The editors can't say enough good things about working with Villeneuve. He knew exactly what he wanted and delivered what they fully expected and then gave them the freedom to shape it in sync with his vision. For his part, when it was over Villeneuve told them that for the first time he made the movie that he pictured in his head. There was no recutting on his own, as he'd previously done. And the editors believe that "Prisoners" will have an important cultural impact: From now on, when parents lose sight of their children, it will send them into an instant panic attack.

"It's a very emotional film," Roach underscores. "He shoots things in long takes and wanted to see the film he's holding and not a lot of edits. He said he didn't wanted to make a Hollywood film, but as we went along, he wanted to see what we thought, so we cut things the way we [thought] they should be, and, in a few instances, we held shots a little longer because he wanted to linger on the moment, like the pushing in on the tree, where it shifted to this emotional ride."

The crucial thing was maintaining a balancing act between Jackman's enraged father and Gyllenhaal's aloof cop, both of whom have demons to confront during the horrific ordeal. In fact, Gyllenhaal came up with a whole backstory about being an orphan and a social misfit that create a sense of mystery about his character.

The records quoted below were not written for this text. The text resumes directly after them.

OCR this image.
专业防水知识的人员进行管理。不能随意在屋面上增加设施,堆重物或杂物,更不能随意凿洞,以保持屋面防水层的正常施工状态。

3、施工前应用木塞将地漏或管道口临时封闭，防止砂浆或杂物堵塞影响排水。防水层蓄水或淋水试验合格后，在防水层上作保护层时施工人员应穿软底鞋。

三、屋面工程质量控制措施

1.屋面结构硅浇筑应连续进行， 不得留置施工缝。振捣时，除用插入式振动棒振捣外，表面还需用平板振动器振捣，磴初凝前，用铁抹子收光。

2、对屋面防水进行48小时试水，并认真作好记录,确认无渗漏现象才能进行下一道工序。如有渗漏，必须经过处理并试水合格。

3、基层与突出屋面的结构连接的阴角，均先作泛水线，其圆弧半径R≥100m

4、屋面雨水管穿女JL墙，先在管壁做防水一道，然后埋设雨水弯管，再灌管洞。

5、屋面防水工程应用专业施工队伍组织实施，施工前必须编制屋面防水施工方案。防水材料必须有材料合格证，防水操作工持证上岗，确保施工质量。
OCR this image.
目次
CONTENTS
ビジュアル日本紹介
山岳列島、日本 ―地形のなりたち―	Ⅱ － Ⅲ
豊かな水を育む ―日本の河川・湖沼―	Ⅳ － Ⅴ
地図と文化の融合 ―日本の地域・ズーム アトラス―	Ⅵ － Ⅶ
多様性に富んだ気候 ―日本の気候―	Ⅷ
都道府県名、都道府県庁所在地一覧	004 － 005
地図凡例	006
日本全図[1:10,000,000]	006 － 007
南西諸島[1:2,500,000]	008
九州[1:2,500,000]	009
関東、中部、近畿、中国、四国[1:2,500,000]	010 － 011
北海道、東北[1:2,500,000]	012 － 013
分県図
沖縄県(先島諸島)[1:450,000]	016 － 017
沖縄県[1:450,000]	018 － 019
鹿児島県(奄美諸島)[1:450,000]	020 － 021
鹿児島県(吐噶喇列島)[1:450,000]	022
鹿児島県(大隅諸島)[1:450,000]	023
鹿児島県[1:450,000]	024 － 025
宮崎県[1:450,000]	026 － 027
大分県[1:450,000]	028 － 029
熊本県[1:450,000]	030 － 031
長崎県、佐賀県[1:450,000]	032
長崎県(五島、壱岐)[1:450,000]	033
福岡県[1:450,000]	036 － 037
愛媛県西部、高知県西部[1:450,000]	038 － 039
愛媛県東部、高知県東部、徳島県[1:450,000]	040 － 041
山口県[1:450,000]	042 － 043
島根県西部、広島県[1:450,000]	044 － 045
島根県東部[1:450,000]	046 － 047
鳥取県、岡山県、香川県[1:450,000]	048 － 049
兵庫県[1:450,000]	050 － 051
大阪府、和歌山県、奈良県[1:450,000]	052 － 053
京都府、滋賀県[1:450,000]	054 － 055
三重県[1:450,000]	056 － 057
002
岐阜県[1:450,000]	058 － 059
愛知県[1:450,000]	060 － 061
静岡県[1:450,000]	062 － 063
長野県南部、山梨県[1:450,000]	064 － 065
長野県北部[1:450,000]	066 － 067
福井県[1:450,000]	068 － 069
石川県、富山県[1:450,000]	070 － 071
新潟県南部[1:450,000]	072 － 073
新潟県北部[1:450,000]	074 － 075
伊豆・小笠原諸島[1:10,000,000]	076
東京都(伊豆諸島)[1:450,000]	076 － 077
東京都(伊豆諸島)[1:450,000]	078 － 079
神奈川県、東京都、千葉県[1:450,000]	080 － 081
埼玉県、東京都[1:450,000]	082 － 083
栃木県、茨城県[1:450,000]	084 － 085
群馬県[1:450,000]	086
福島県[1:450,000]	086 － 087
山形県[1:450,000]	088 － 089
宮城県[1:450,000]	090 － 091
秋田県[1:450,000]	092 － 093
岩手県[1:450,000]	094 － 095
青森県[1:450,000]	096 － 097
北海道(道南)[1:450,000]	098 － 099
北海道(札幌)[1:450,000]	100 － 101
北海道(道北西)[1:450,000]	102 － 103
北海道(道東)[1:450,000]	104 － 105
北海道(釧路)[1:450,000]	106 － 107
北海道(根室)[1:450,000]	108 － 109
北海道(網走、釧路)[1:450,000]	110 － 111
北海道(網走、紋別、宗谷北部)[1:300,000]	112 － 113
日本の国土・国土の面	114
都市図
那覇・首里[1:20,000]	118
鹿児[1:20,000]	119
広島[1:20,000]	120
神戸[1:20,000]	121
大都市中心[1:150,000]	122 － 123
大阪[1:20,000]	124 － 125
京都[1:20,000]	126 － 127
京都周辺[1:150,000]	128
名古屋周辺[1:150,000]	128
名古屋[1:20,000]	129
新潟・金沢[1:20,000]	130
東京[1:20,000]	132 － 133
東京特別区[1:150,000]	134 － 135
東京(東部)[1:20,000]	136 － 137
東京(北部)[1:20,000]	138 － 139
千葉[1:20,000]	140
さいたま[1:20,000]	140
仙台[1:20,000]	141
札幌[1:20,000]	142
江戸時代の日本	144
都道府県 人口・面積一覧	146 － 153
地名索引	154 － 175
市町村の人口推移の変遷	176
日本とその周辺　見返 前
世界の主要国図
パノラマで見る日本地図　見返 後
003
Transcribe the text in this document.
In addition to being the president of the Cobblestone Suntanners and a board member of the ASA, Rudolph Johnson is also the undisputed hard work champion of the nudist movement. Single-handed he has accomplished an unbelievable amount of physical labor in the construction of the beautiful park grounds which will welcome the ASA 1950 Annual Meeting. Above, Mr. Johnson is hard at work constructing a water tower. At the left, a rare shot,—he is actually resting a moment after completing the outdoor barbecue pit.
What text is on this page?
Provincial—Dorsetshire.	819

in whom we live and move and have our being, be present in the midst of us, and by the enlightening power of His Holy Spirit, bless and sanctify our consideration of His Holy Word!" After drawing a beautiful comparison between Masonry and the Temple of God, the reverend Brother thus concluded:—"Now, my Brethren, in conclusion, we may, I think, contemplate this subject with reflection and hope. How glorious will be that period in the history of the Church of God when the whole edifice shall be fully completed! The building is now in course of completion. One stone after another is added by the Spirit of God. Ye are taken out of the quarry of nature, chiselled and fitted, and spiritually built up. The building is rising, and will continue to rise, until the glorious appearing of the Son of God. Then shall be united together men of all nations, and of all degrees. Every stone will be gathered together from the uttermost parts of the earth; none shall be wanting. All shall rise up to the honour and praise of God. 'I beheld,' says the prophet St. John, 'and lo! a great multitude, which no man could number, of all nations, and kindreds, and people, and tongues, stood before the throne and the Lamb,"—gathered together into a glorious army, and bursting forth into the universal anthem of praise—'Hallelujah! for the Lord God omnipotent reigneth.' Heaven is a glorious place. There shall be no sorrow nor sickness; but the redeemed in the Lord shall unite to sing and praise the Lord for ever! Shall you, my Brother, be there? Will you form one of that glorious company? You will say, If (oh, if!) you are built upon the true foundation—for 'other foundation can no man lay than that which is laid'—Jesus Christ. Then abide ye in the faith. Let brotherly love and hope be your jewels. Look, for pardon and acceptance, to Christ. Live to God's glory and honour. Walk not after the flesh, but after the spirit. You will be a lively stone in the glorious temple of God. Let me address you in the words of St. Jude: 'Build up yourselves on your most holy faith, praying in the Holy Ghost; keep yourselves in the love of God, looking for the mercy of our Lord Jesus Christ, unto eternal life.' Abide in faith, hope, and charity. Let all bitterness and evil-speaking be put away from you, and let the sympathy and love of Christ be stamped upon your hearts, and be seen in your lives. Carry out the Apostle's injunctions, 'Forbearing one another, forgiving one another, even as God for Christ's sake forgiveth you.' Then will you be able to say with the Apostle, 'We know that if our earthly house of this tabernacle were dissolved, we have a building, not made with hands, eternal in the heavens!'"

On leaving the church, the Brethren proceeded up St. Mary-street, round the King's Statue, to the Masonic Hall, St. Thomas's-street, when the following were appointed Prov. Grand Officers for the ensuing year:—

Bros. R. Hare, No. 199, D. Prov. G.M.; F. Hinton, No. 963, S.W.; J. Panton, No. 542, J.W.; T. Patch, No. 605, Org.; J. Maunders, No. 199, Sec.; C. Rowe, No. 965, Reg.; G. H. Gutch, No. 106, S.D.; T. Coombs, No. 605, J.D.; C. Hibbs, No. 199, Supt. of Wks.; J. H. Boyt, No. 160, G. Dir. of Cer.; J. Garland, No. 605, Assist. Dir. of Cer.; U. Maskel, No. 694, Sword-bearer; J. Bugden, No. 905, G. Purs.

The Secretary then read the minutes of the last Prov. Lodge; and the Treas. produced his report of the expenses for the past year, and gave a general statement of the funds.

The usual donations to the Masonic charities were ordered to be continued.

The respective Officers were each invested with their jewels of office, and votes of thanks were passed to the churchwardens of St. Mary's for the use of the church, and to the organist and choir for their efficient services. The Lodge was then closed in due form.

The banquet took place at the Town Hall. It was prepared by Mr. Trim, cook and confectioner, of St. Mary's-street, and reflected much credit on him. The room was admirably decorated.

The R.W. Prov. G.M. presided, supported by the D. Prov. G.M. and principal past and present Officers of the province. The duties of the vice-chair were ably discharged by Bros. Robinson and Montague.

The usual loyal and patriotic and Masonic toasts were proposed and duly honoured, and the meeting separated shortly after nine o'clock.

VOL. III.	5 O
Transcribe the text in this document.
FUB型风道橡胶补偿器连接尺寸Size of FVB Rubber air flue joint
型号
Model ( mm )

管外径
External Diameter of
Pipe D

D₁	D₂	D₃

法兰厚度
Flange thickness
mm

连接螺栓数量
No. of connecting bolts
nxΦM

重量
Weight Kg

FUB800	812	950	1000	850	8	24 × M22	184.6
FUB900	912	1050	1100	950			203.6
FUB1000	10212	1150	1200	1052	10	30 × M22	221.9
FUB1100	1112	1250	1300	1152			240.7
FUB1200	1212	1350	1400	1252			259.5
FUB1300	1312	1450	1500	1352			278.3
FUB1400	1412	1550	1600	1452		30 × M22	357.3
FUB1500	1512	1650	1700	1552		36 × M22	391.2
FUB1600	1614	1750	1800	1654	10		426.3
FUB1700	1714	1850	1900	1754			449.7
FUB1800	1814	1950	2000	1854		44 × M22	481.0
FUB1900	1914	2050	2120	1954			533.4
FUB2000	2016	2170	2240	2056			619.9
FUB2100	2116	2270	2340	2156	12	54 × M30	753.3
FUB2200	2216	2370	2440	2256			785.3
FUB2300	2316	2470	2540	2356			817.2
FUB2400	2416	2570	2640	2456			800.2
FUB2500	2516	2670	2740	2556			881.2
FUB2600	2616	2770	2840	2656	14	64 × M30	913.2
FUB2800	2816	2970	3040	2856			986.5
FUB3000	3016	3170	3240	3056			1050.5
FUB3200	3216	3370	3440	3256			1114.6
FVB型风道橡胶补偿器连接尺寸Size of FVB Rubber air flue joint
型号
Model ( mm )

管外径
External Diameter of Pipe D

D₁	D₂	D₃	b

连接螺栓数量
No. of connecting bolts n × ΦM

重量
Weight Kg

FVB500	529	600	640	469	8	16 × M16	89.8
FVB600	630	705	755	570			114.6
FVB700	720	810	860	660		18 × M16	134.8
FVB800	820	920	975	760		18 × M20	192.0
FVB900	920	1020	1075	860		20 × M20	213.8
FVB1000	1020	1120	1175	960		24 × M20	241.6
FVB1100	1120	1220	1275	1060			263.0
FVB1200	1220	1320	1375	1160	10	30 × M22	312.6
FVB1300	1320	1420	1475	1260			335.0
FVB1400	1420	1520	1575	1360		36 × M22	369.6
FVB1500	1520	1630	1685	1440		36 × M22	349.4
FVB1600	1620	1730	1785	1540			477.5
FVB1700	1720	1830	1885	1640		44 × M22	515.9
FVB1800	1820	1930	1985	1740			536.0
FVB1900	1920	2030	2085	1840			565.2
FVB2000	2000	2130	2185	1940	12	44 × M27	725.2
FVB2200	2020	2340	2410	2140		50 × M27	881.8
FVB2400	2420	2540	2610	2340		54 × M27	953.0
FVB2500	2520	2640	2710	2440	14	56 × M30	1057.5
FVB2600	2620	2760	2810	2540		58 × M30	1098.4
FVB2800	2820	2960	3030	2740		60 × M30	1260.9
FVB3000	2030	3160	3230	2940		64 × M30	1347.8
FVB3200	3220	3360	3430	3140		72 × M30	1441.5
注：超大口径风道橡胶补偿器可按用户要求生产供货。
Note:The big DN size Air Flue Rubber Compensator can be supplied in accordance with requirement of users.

"We had a tough job being that the film was three-and-a-half hours long on the first cut," Cox adds, "so to take an hour out we were still able to keep the story intact with those moments that were very necessary to make this film work."

What did they cut? There were additional story points involving the older kids (in one version, they discover that prime suspect Paul Dano has been abducted by Jackman). And there was an intense scene with Viola Davis, who insists on killing Dano and burning down Jackman's apartment so there's no evidence linking her and her husband (Terrence Howard).